The so-called Delta variant of the Covid-19 virus has been spreading throughout different parts of the world, notably in Europe and the United States and is considered by experts to be more contagious than the original virus from last year. While the Delta variant is reported to have the same symptoms as the original virus, health officials maintain that it is targeting the unvaccinated at higher rates. According to information presented by UC Davis Health, “Nationally, 97% of patients hospitalized with COVID-19 are unvaccinated, as of July 22. Vaccines are highly effective at preventing COVID-19 infection and are also effective in fighting against the Delta variant.” Still, many first responders, including firefighters are hesitant to receive a vaccination at this time.
First Responders and the Covid-19 Vaccine
In February of this year, Fire Rescue 1, published a guide for fire fighters hoping to dispel concerns about Covid-19 vaccinations, noting, “Early surveys from FDNY and other departments suggested that the uptake of the vaccine was going to be less than 50% among many firefighters.” For many firefighters surveyed, fear surrounded the rapid development of the vaccines and the general consensus among those declining vaccination was a “wait and see” attitude.
Fast forward six months and firefighters and first responders still remain hesitant to take the vaccine.
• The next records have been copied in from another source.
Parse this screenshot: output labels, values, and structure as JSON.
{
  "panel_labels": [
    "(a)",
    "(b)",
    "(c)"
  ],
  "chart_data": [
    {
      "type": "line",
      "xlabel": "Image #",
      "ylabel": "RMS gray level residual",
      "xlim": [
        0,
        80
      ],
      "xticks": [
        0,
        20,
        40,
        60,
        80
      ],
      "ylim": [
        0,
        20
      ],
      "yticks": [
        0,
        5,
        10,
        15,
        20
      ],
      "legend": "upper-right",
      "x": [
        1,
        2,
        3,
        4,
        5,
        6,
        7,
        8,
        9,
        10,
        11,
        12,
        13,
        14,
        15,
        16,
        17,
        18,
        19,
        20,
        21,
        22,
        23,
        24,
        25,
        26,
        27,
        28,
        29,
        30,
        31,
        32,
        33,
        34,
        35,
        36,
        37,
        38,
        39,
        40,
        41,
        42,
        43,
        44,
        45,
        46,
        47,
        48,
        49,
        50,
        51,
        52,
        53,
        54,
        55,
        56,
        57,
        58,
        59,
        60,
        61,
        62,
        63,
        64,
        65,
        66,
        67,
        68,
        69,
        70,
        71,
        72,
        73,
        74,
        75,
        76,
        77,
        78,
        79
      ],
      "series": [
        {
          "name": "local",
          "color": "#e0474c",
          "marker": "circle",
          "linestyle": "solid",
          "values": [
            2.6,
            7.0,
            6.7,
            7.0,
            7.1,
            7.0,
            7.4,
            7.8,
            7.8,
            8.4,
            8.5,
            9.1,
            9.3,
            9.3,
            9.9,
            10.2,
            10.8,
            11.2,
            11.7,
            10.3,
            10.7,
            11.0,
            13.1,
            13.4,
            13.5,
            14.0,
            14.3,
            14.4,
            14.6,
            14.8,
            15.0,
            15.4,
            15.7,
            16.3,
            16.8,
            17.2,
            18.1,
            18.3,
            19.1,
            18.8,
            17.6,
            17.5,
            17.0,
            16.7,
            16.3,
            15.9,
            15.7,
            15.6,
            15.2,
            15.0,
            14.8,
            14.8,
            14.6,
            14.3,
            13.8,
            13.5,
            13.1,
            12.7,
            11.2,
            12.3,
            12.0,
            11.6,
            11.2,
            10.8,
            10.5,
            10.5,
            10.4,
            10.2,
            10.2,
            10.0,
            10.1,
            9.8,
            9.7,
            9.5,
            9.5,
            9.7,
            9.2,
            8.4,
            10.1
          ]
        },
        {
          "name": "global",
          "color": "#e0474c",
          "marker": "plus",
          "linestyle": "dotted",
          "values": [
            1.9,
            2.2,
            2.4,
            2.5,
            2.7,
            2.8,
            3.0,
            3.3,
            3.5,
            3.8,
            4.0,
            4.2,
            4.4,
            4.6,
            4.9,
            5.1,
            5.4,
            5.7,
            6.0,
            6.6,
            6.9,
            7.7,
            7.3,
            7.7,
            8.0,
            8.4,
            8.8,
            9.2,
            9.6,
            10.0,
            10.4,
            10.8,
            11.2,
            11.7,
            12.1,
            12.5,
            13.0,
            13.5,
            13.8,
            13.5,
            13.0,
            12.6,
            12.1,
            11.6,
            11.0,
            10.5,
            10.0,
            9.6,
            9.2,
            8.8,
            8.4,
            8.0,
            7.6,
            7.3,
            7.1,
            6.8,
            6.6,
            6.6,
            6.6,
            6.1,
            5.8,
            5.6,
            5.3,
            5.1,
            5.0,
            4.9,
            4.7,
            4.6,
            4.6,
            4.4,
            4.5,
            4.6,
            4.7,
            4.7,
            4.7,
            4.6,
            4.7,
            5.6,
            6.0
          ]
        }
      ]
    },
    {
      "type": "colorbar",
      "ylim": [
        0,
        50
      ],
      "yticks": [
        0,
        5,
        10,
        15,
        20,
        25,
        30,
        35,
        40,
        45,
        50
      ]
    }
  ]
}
In fact, with a spate of vaccination mandates coming down across the country from state, local, and even the federal government, resistance may in fact be beginning to accelerate.
FireFighter Nation noted early in September that “No national statistics show the vaccination rate for America’s entire population of first responders but individual police and fire departments across the country report figures far below the national rate of 74% of adults who have had at least one dose.”
Consequences of Vaccine Mandates
For many, like the near 28-year veteran of the San Francisco Fire Department, Christopher Salas, there is simply not enough faith in the efficacy of the vaccine or trust in what long term side effects may follow, to justify taking one.
Salas told FireFighter Nation that, “I’m not an anti-vaxxer. I have all my other vaccines. I’m just not taking this one.”
“I don’t think I’d be comfortable with myself if I did something that went against my belief. It’s about liberty and having your own choice to be your own person.”
In fact, the article noted that one unnamed fire fighter has sued the city of San Francisco for its vaccine mandate.
Many cities are threatening fines or even termination for employees who do not comply with their vaccine mandates.
Ultimately, the introduction of mandates is now becoming a nationwide debate, with many across multiple industries resisting the vaccines, not just fire fighters or other first responders. The country has waded into a contest of wills between the government who increasingly supports forcing medical treatments on a mass scale, and individual citizens who believe their constitutional rights are being violated.
Whether one supports taking the vaccination or not, the issue is now evolving into debate on civil rights and the scope of government.
The argument can be made that the vaccinations have become too politicized by both sides of the aisle, and this is the fallout. But now the needle must be threaded between trying to control public health and respecting the sovereignty of American citizens. Failure to find a common ground, could lead to unintended crisis in staffing and service amongst our front-line professions. A problem which could be far more disastrous for America’s emergency services than just having unvaccinated employees.